The year-on-year expansion for July-September was down from 7.9 percent in the previous quarter, when the economy was artificially boosted by a government spending spree to coincide with national elections in May.
Storms that cut agricultural output – destroying rice crops – also contributed to the slowdown, according to the government’s economic planning department.
However a 4.2-percent rise in consumer spending helped offset weakness in other sectors, suggesting Filipinos are optimistic about the direction of the economy under President Benigno Aquino.
“The good news is that consumption has picked up and most of the other indicators seem to indicate robust consumption spending moving towards the end of the year,” Aquino’s spokesman, Ricky Carandang, told reporters.
Aquino, who took office on June 30 after winning the presidential elections in a landslide, has said one of his top priorities is to improve investor confidence in a national economy long afflicted by corruption.
His anti-graft efforts and restrained fiscal policies appear to be working, according to Neeraj Jain, head of the Philippine country office of the Asian Development Bank.
“The mood has gone up and… the economy is doing better than expected,” Jain told AFP, adding the third quarter growth topped the bank’s forecast in September of 6.2-6.3 percent.

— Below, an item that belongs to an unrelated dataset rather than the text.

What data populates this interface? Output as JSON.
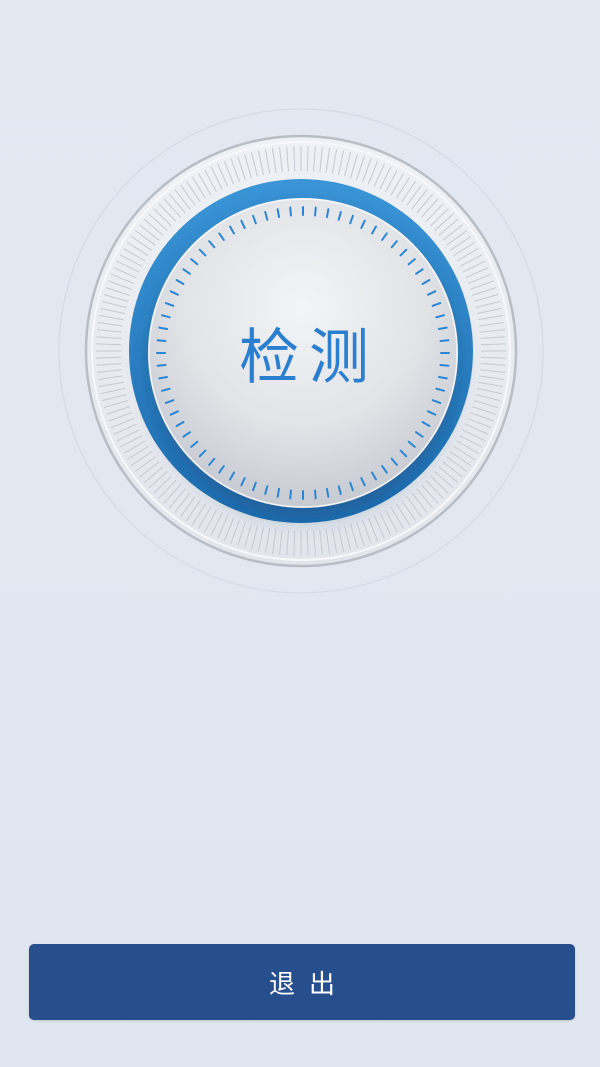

He said there had been a positive response to a pitch Aquino made this month for 3.4 billion dollars’ worth of investment in infrastructure. Aquino promised a level and graft-free playing field for foreign companies.

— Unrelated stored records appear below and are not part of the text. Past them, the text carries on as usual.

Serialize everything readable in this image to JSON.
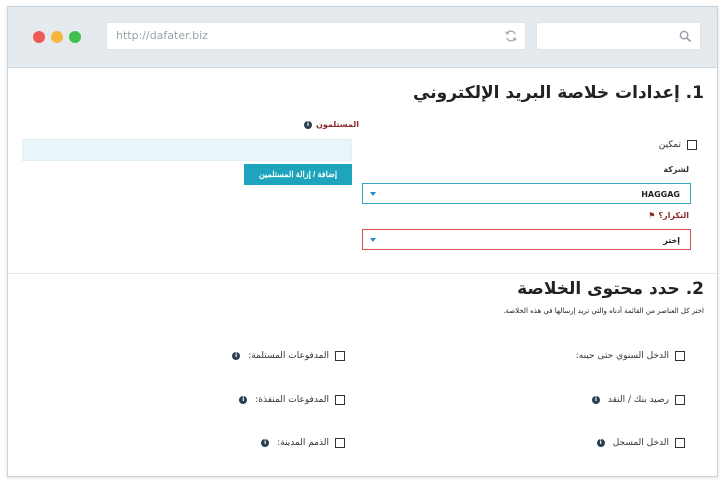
{
  "browser": {
    "url": "http://dafater.biz",
    "search_placeholder": ""
  },
  "section1": {
    "title": "1. إعدادات خلاصة البريد الإلكتروني",
    "recipients_label": "المستلمون",
    "add_remove_button": "إضافة / إزالة المستلمين",
    "enable_label": "تمكين",
    "company_label": "لشركة",
    "company_value": "HAGGAG",
    "repeat_label": "التكرار؟",
    "repeat_value": "إختر"
  },
  "section2": {
    "title": "2. حدد محتوى الخلاصة",
    "description": "اختر كل العناصر من القائمة أدناه والتي تريد إرسالها في هذه الخلاصة.",
    "items": [
      {
        "label": "الدخل السنوي حتى حينه:",
        "info": false
      },
      {
        "label": "المدفوعات المستلمة:",
        "info": true
      },
      {
        "label": "رصيد بنك / النقد",
        "info": true
      },
      {
        "label": "المدفوعات المنفذة:",
        "info": true
      },
      {
        "label": "الدخل المسجل",
        "info": true
      },
      {
        "label": "الذمم المدينة:",
        "info": true
      }
    ]
  },
  "colors": {
    "accent": "#1ea5bd",
    "error_border": "#d94f4f",
    "focus_border": "#33a8c4",
    "label_dark_red": "#8a2a2a"
  }
}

“The investors’ conference… improved the mood on the Philippines. It was very well organised and the government came out with very clear policy statements,” Jain said, but added this was not the only reason for optimism.
“This administration has shown exemplary fiscal prudence in the last four months. It must continue to show that fiscal prudence.”
In another signal of growing confidence, Jain pointed to the decision by international ratings agency Standard and Poor’s this month to raise the Philippines’ sovereign credit rating by a notch to “BB”.
Manny Aquino, a senior economic policy researcher at the House of Representatives, also said investors liked the government’s priority of wooing investors to upgrade crumbling roads, erect new airports and build rail lines.
“He’s treading the right path because the lack of infrastructure is one of the bottlenecks to productivity,” said Aquino the economist – no relation to the president.
However, state revenues must rise substantially to support government spending that would lead to higher growth over a longer period, he said.
Economic Planning Secretary Cayetano Paderanga said the government was optimistic about the short-term prospects for the economy, and that full-year growth would exceed the official target of 5-6 percent.
Aside from consumer spending, he cited double-digit growth in durable equipment investment, which would suggest business activity will pick up amid benign inflation and low interest rates.
Revised data announced by the economic planning ministry showed gross domestic product expanded at 8.0 percent in the first half, up from 7.9 percent.
It brought the nine-month GDP growth to 7.5 percent.